What is the situation?
The Dutch government ran a €19 billion deficit in 2025, equal to 1.6% of GDP, up from 0.7% in 2024. Government spending reached €529 billion, revenue €510 billion, and public debt rose to €524 billion, or 44.4% of GDP. CBS also reports that corporate tax receipts rose 10%, employer and health insurance premiums rose 8%, and property transfer tax revenue rose 23%. The Netherlands remains below the EU limits of 3% deficit and 60% debt, so this is not a fiscal crisis. The signal is different: spending is growing faster than the economy, and debt has started rising again. These are the first provisional 2025 figures, which may still be revised.
Analysis
For micro and small businesses, the risk is not today’s headline deficit. It is the policy direction that tends to follow persistent fiscal pressure. When spending rises faster than GDP, governments usually look for revenue that is administratively easy to collect: broader tax bases, tougher enforcement, and higher employer-side charges. The 2025 data already hints at that pattern. Corporate tax receipts grew strongly even though the headline corporate tax rates stayed at 19% up to €200,000 and 25.8% above that. That suggests stronger taxable profits, tighter collection, or both. Premium growth matters even more for founders with staff, because these costs sit on top of salaries and automatically increase. Macro stability, therefore, masks a micro reality: employment, compliance, and expansion get more expensive before many founders fully see it.
Impact
H1
Review hiring economics now. Employer-side charges are rising faster than many founders budget for, so each new employee should be priced at full cost, not just gross salary. For a €45,000 salary, the extra burden is material, but not the €30,000-€35,000 per employee stated in the reference text.
H2
Monitor your total tax burden closely, as fiscal tightening may raise your effective costs through broader tax collection and stricter interpretation, even if official rates remain the same.
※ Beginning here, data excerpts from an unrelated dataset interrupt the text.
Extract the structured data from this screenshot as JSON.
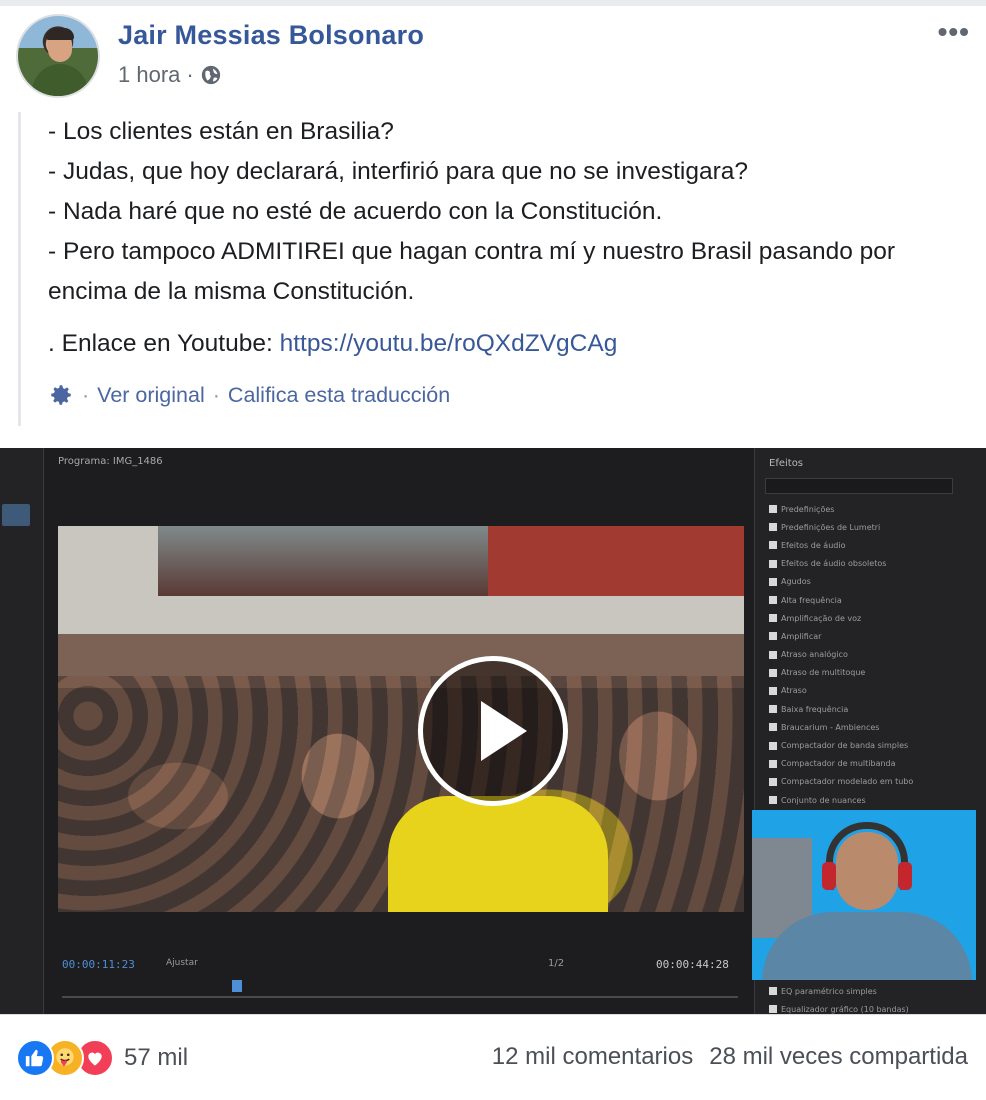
{
  "post": {
    "author": "Jair Messias Bolsonaro",
    "time": "1 hora",
    "separator": "·",
    "privacy_icon": "globe-icon",
    "menu_icon": "more-options-icon",
    "more_label": "•••",
    "lines": [
      "- Los clientes están en Brasilia?",
      "- Judas, que hoy declarará, interfirió para que no se investigara?",
      "- Nada haré que no esté de acuerdo con la Constitución.",
      "- Pero tampoco ADMITIREI que hagan contra mí y nuestro Brasil pasando por encima de la misma Constitución."
    ],
    "link_prefix": ". Enlace en Youtube: ",
    "link_url": "https://youtu.be/roQXdZVgCAg",
    "translation": {
      "icon": "gear-icon",
      "sep1": "·",
      "see_original": "Ver original",
      "sep2": "·",
      "rate": "Califica esta traducción"
    }
  },
  "video": {
    "panel_title": "Programa: IMG_1486",
    "timecode_current": "00:00:11:23",
    "fit_label": "Ajustar",
    "ratio_label": "1/2",
    "timecode_total": "00:00:44:28",
    "effects_title": "Efeitos",
    "effects_items": [
      "Predefinições",
      "Predefinições de Lumetri",
      "Efeitos de áudio",
      "Efeitos de áudio obsoletos",
      "Agudos",
      "Alta frequência",
      "Amplificação de voz",
      "Amplificar",
      "Atraso analógico",
      "Atraso de multitoque",
      "Atraso",
      "Baixa frequência",
      "Braucarium - Ambiences",
      "Compactador de banda simples",
      "Compactador de multibanda",
      "Compactador modelado em tubo",
      "Conjunto de nuances"
    ],
    "effects_bottom": [
      "EQ paramétrico simples",
      "Equalizador gráfico (10 bandas)"
    ],
    "play_icon": "play-icon"
  },
  "footer": {
    "reactions": [
      "like-icon",
      "care-icon",
      "love-icon"
    ],
    "reaction_count": "57 mil",
    "comments": "12 mil comentarios",
    "shares": "28 mil veces compartida"
  },
  "colors": {
    "author_blue": "#365899",
    "link_blue": "#385898",
    "like_blue": "#1877f2",
    "love_red": "#f33e58",
    "care_yellow": "#f7b125"
  }
}
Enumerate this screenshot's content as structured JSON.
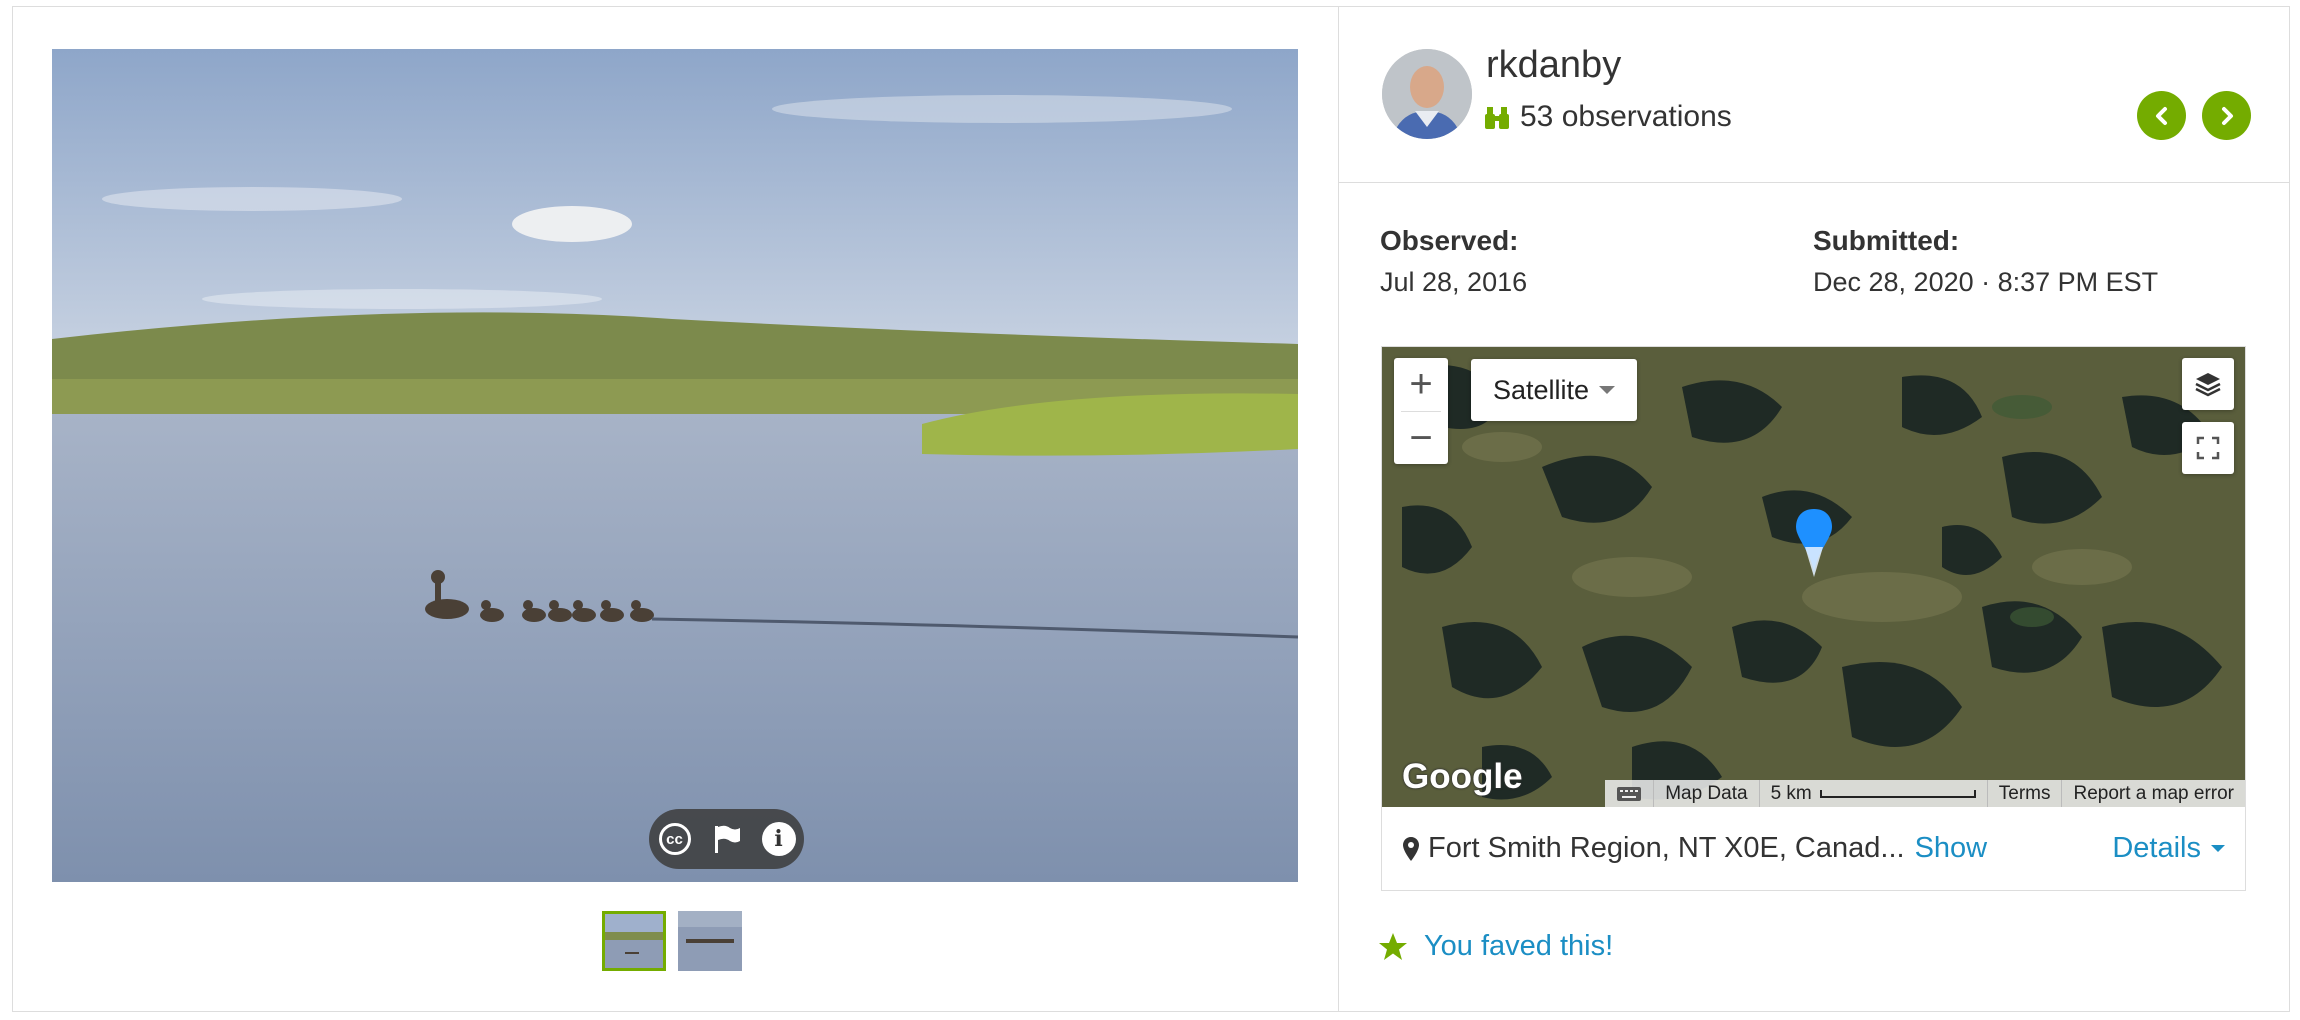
{
  "user": {
    "username": "rkdanby",
    "observations_label": "53 observations"
  },
  "dates": {
    "observed_label": "Observed:",
    "observed_value": "Jul 28, 2016",
    "submitted_label": "Submitted:",
    "submitted_value": "Dec 28, 2020 · 8:37 PM EST"
  },
  "map": {
    "zoom_in": "+",
    "zoom_out": "−",
    "type_selector": "Satellite",
    "logo": "Google",
    "attribution": {
      "map_data": "Map Data",
      "scale": "5 km",
      "terms": "Terms",
      "report": "Report a map error"
    }
  },
  "location": {
    "text": "Fort Smith Region, NT X0E, Canad...",
    "show_link": "Show",
    "details_link": "Details"
  },
  "fave": {
    "text": "You faved this!"
  },
  "photo": {
    "thumbnail_count": 2,
    "active_thumbnail": 1
  },
  "colors": {
    "accent_green": "#74ac00",
    "link_blue": "#1b8ec4",
    "marker_blue": "#1e90ff"
  },
  "icons": {
    "observations": "binoculars-icon",
    "license": "creative-commons-icon",
    "flag": "flag-icon",
    "info": "info-icon",
    "prev": "chevron-left-icon",
    "next": "chevron-right-icon",
    "layers": "layers-icon",
    "fullscreen": "fullscreen-icon",
    "location": "map-pin-icon",
    "fave": "star-icon"
  }
}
Update your planning to reflect real-world tax-to-profit ratios, not just nominal rates.
H3
Government funds are being diverted toward structural commitments, including social spending, infrastructure, debt service, and external obligations. That means less room over time for broad-based relief, softer enforcement, or generous support schemes outside priority sectors.
Daily operational takeaway
Immediately update your 2026 planning model to include total employment costs, increase the buffer for effective taxes, and plan for stricter cash reserves. Do this before deciding whether to hire or expand.